Le scénario d'une "reprise en V" ?

On a beaucoup parlé au début de la crise sanitaire, de la "reprise en V", soit une reprise très rapide. Ce scénario est-il vraisemblable ? Il y a fort à parier que non. On voit par exemple les magasins Vuitton en Chine progresser avec des risques absolument extraordinaires, après le confinement. 

Donc, on voit que sur certains créneaux très particuliers, il y a un phénomène dits d'"achats de revanche" en anglais, c'est-à-dire qu'après la frustration, on se défoule un peu, mais ça ne concerne qu'une partie de l'économie. Heureusement qu'elle est là, mais c'est pas cela qui fait tourner le pays.

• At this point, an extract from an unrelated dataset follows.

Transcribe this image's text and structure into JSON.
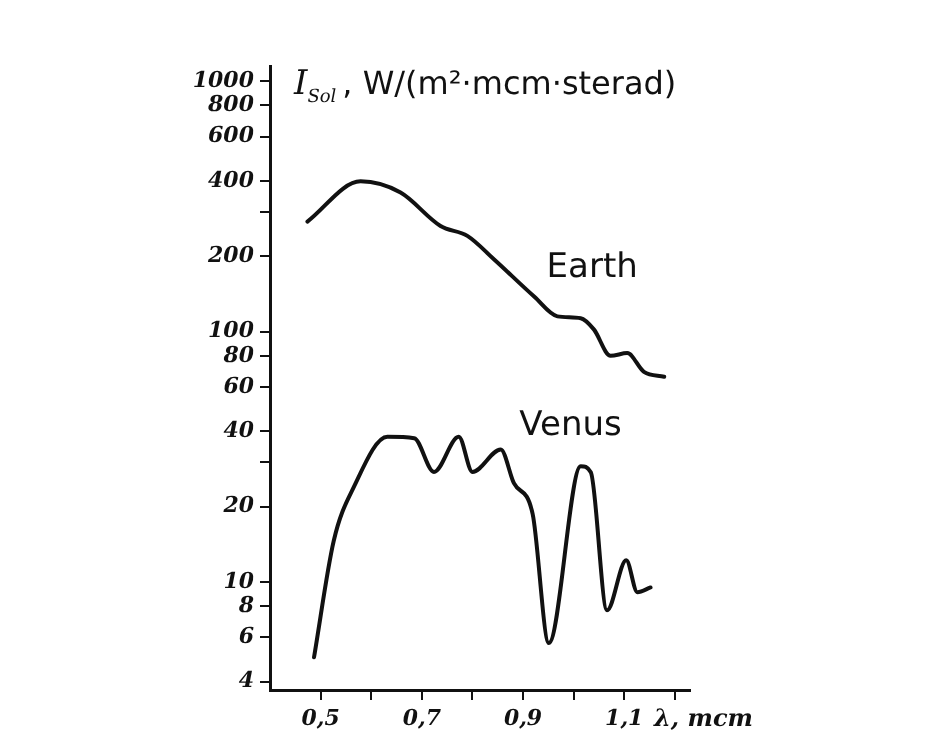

Pour le reste, compte tenu des éléments que nous venons d'évoquer, on est plutôt sur une espèce de reprise assez lente. Encore faut il évidemment qu'il n'y ait pas de deuxième vague ou de nouvelles alertes sanitaires. Parce qu'il faut le rappeler, le déterminant principal pour l'économie pour les mois qui viennent, c'est l'évolution de la maladie et des traitements. 

À l'inverse, si on trouvait un traitement, la reprise pourrait très probablement se faire beaucoup plus vite, parce que cela veut dire que dans nos têtes, la peur de la contagion aurait disparu.